Glod is a Roma village in the commune of Moroeni, Dâmbovița County, Romania, having a population of 1,723 as of 2011. Its name is an archaic word for "mud" in Romanian. The village is located near the towns of Pucioasa and Fieni.

Role in Borat
Glod was a shooting location for the 2006 mockumentary film Borat: Cultural Learnings of America for Make Benefit Glorious Nation of Kazakhstan (but was not used in the 2020 sequel), representing Borat's fictional home village of Kuzcek, Kazakhstan.  For the original film, the villagers of Glod were paid the equivalent of four U.S. dollars a day each for their appearances and were told the film would be a documentary about the hardships of rural village life. According to 20th Century Fox, the movie’s comedic nature was obvious to everyone since it included many blatantly absurd and ridiculous scenes, such as one of a cow living inside someone’s house. Fox claims that the production team and star Sacha Baron Cohen each donated $5,000 to the town, as well as paid a location fee, and bought computers, school and business supplies for the residents.
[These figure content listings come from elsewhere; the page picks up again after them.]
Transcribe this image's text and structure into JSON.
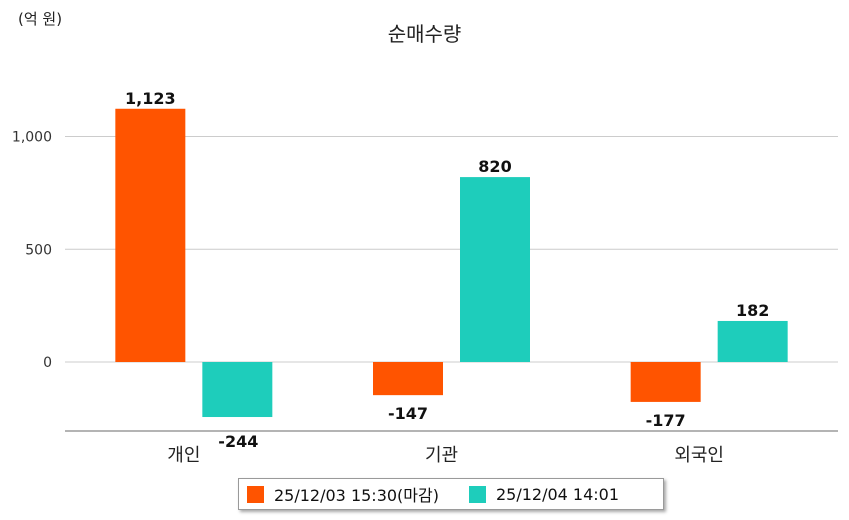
{
  "unit": "(억 원)",
  "chart_data": {
    "type": "bar",
    "title": "순매수량",
    "categories": [
      "개인",
      "기관",
      "외국인"
    ],
    "series": [
      {
        "name": "25/12/03 15:30(마감)",
        "color": "#ff5400",
        "values": [
          1123,
          -147,
          -177
        ]
      },
      {
        "name": "25/12/04 14:01",
        "color": "#1ecdbb",
        "values": [
          -244,
          820,
          182
        ]
      }
    ],
    "value_labels": [
      [
        "1,123",
        "-147",
        "-177"
      ],
      [
        "-244",
        "820",
        "182"
      ]
    ],
    "y_ticks": [
      0,
      500,
      1000
    ],
    "y_tick_labels": [
      "0",
      "500",
      "1,000"
    ],
    "ylim": [
      -300,
      1300
    ],
    "grid": true,
    "legend_position": "bottom"
  }
}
Two residents of Glod, Nicolae Todorache and Spiridon Ciorbea (role as Mukhtar Sakanov; a pun name for Mukhtar Shakhanov), hired the services of Edward Fagan to sue the producers of the film, but the lawsuit was thrown out by U.S. District Judge Loretta Preska in a hearing in early December 2006 on the ground that the charges were too vague and nebulous to stand up to legal examination in court.